The AOSpine North America Geriatric Odontoid Fracture Mortality Study: a retrospective review of mortality outcomes for operative versus nonoperative treatment of 322 patients with long-term follow-up

Abstract

Study design: Retrospective, multicenter cohort study.

Objective: Assess for differences in short- and long-term mortality between operative and nonoperative treatment for elderly patients with type II odontoid fractures.

Summary of background data: There is controversy regarding whether operative or nonoperative management is the best treatment for elderly patients with type II odontoid fractures.

Methods: This is a retrospective study of consecutive patients aged 65 years or older with type II odontoid fracture from 3 level I trauma centers from 2003-2009. Demographics, comorbidities, and treatment were abstracted from medical records. Mortality outcomes were obtained from medical records and a public database. Hazard ratios (HRs) and 95% confidence intervals (CI) were calculated.

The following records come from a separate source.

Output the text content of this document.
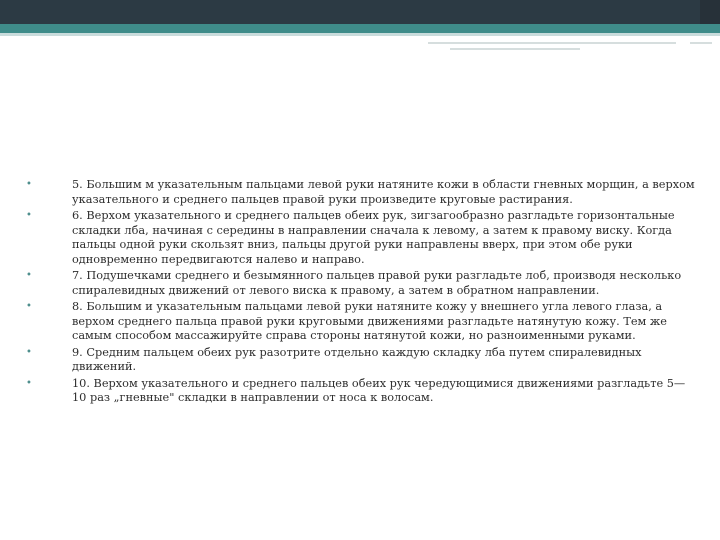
•	5. Большим м указательным пальцами левой руки натяните кожи в области гневных морщин, а верхом указательного и среднего пальцев правой руки произведите круговые растирания.
•	6. Верхом указательного и среднего пальцев обеих рук, зигзагообразно разгладьте горизонтальные складки лба, начиная с середины в направлении сначала к левому, а затем к правому виску. Когда пальцы одной руки скользят вниз, пальцы другой руки направлены вверх, при этом обе руки одновременно передвигаются налево и направо.
•	7. Подушечками среднего и безымянного пальцев правой руки разгладьте лоб, производя несколько спиралевидных движений от левого виска к правому, а затем в обратном направлении.
•	8. Большим и указательным пальцами левой руки натяните кожу у внешнего угла левого глаза, а верхом среднего пальца правой руки круговыми движениями разгладьте натянутую кожу. Тем же самым способом массажируйте справа стороны натянутой кожи, но разноименными руками.
•	9. Средним пальцем обеих рук разотрите отдельно каждую складку лба путем спиралевидных движений.
•	10. Верхом указательного и среднего пальцев обеих рук чередующимися движениями разгладьте 5—10 раз „гневные" складки в направлении от носа к волосам.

Results: A total of 322 patients were included (mean age, 81.8 yr; range, 65.0-101.5 yr). Compared with patients treated nonoperatively (n = 157), patients treated operatively (n = 165) were slightly younger (80.4 vs. 83.2 yr, P = 0.0014), had a longer hospital (15.0 vs. 7.4 d, P < 0.001) and intensive care unit (1.5 vs. 1.1 d, P = 0.008) stay, and were more likely to receive a feeding tube (18% vs. 5%, P = 0.0003). Operative and nonoperative treatment groups had similar sex distribution (P = 0.94) and Charlson comorbidity index (P = 0.11). Within 30 days of presentation, 14% of patients died, and at maximal follow-up (average = 2.05 yr; range = 0 d-7.02 yr), 44% had died. On multivariate analysis, nonoperative treatment was associated with higher 30-day mortality (HR = 3.00, 95% CI = 1.51-5.94, P = 0.0017), after adjusting for age (HR = 1.10, 95% CI = 1.05-1.14; P < 0.0001), male sex (P = 0.69), and Charlson comorbidity index (P = 0.16). At maximal follow-up, there was a trend toward higher mortality associated with nonoperative treatment (HR = 1.35, 95% CI = 0.97-1.89, P = 0.079), after adjusting for age (HR = 1.07, 95% CI = 1.05-1.10; P < 0.0001), male sex (HR = 1.55, 95% CI = 1.10-2.16; P = 0.012), and Charlson comorbidity index (HR = 1.28, 95% CI = 1.16-1.40; P < 0.0001).

Conclusion: Surgical treatment of type II odontoid fracture in this elderly population did not negatively impact survival, even after adjusting for age, sex, and comorbidities. The data suggest a significant 30-day survival advantage and a trend toward improved longer-term survival for operatively treated over nonoperatively treated patients.

Level of evidence: 4.

Figure 1.

Kaplan-Meier plot of 30-day survival from presentation stratified based on operative versus nonoperative treatment for 322 geriatric patients with type II odontoid fracture.

Figure 2.

Kaplan-Meier plot of survival at maximum follow-up from presentation stratified based on operative versus nonoperative treatment for 322 geriatric patients with type II odontoid fracture.